Crystal is a program that analyzes the performance of VLSI circuits. Its input consists of a circuit description extracted from the mask layout by Spinifex. Users also supply a few lines of text to guide the analysis. Crystal then determines how long each clock phase must be and outputs information about the portions of the circuit that cause the worst delays. It works for both nMOS and CMOS circuits.

Crystal was originally written in C at Berkeley, but I've transliterated it to Cedar. The main documentation for the program exists on-line at Berkeley (in Unix format) and is available at PARC only in hardcopy form. There are two manuals. The first is entitled Using Crystal for Timing Analysis. It is a tutorial-style introduction to the program, designed to be easy to follow but not necessarily complete. The second manual is a Unix-style man page (man is the Unix program that prints out terse documentation for programs and subroutine packages). The man page is the final authority for reference information and is supposed to be complete, but it isn't necessarily easy to read unless you already know how things work. For the most part, the Xerox version of Crystal works exactly the same way as the Unix version. This memo describes those aspects of the Xerox version that are different.

Crystal reads files in ".sim" format or in Thyme format. At Berkeley, we use a program called Mextra to extract circuits, and it creates ".sim" format files. At PARC, most likely you'll use Spinifex to extract your circuits. I've added additional code to Crystal so that it can read the Thyme files output by Spinifex. You can ignore the stuff at the beginning of Section 5 of the tutorial about all the possible options to Mextra. Just use Spinifex to extract your chip. Once you have a Thyme file, use the Crystal command thyme instead of the build command. If you give Crystal the command thyme foo.thy, Crystal will read in the file foo.thy in Thyme format.

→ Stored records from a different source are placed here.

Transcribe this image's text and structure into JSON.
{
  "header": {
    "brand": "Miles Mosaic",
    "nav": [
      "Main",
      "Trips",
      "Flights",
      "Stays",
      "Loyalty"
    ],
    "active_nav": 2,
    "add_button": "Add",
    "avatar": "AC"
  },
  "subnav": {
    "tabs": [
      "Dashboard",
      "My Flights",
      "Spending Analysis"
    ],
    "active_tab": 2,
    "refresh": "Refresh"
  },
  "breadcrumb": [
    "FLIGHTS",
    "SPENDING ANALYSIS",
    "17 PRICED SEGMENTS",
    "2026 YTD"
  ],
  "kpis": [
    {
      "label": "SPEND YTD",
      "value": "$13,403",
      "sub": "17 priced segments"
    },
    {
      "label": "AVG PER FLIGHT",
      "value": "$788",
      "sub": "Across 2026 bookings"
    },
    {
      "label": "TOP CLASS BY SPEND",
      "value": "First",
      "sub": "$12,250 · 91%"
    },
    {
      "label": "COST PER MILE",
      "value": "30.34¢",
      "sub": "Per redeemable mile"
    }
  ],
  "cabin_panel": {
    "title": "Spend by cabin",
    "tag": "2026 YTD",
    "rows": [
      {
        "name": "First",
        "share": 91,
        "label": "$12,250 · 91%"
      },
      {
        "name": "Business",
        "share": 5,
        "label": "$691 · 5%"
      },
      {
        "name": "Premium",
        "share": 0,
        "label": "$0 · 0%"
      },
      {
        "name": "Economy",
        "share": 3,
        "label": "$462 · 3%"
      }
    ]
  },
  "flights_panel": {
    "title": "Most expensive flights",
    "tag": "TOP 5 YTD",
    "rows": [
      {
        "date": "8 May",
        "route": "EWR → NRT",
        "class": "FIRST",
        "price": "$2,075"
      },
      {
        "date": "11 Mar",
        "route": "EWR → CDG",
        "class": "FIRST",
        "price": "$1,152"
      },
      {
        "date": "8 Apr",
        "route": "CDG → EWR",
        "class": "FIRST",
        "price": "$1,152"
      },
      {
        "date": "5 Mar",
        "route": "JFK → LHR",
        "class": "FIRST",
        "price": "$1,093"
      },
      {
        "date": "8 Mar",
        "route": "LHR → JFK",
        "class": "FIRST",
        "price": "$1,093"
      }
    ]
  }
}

When reading in Thyme files, Crystal compares the name of each circuit definition with the names of transistors in its model tables. Any definition whose name matches, e.g. PETran or NDTran, is considered to be a transistor. Its contents are not examined or interpreted by Crystal, but the gate, source, and drain terminals are used to build the transistor structure for Crystal's use. If you use non-standard transistor names, you'll need to modify the information in Crystal's model tables to match.

The most difficult thing about getting information for Crystal has to do with transistor attributes (Sections 11, 12, and 14.5 of the tutorial). I've extended the format of Thyme files to allow for attributes. In the call to a transistor, after the connections and parameters, there is an optional list of attributes. The attributes are separated from the parameters by a semi-colon, and each attribute is of the form attName ← attValue. Both attName and attValue are symbols without any spaces or special characters. AttName is the name of the attribute, which must be Gate, Source, or Drain to select the terminal that the transistor applies to. AttValue is the value of the transistor, which should be the same as described in the tutorial. The first letters of attValue should be either Cr or Crystal to indicated that the attribute is intended for usage by Crystal (maybe this is unnecessary since Crystal is the only program that uses attributes, but maybe this will change someday)). The Crystal manuals say that the first letters should be Cr: or Crystal:, but Thyme does not permit colons in names so I've made the colons optional.

As an example of all of this, the following Thyme statement calls an nMOS transistor and gives it attributes on both its source and drain: "foo1: NETran[in, Gnd, X, Gnd | l ← 2, w ← 4; Source ← CrIn, Drain ← CrXYZ];"

To get one or more attributes in Spinifex output, attach a Chipndale property named $Crystal to the transistor instance. Spinifex will output the value of the $Crystal property in the transistor call after the semi-colon. Thus for the example of the previous paragraph you should create a property $Crystal with value "Source ← CrIn, Drain ← CrXYZ". The only problem with this approach is that it is hard to tell by looking at a transistor which is its source and which is its drain. For now you'll have to live with this problem; it would be nice if Chipndale and/or Spinifex were eventually extended to provide some indication of which is the source and which is the drain.

To run Crystal, first use the DF Tool to bringover /ivy/ousterhout/crystal/crystal.df. You only need to bringover the files with "public" access. Then type "run crystal" to the command tool. This will open a viewer with Crystal running in it. From here on, type commands as described in the manuals, except use the thyme command instead of build to read in files. If you want to make multiple Crystal runs on different chips or on newer versions of the same chip, you'll have to destroy the Crystal viewer and run Crystal again (type "run -a crystal" to the command tool, or it won't let you run the same program a second time).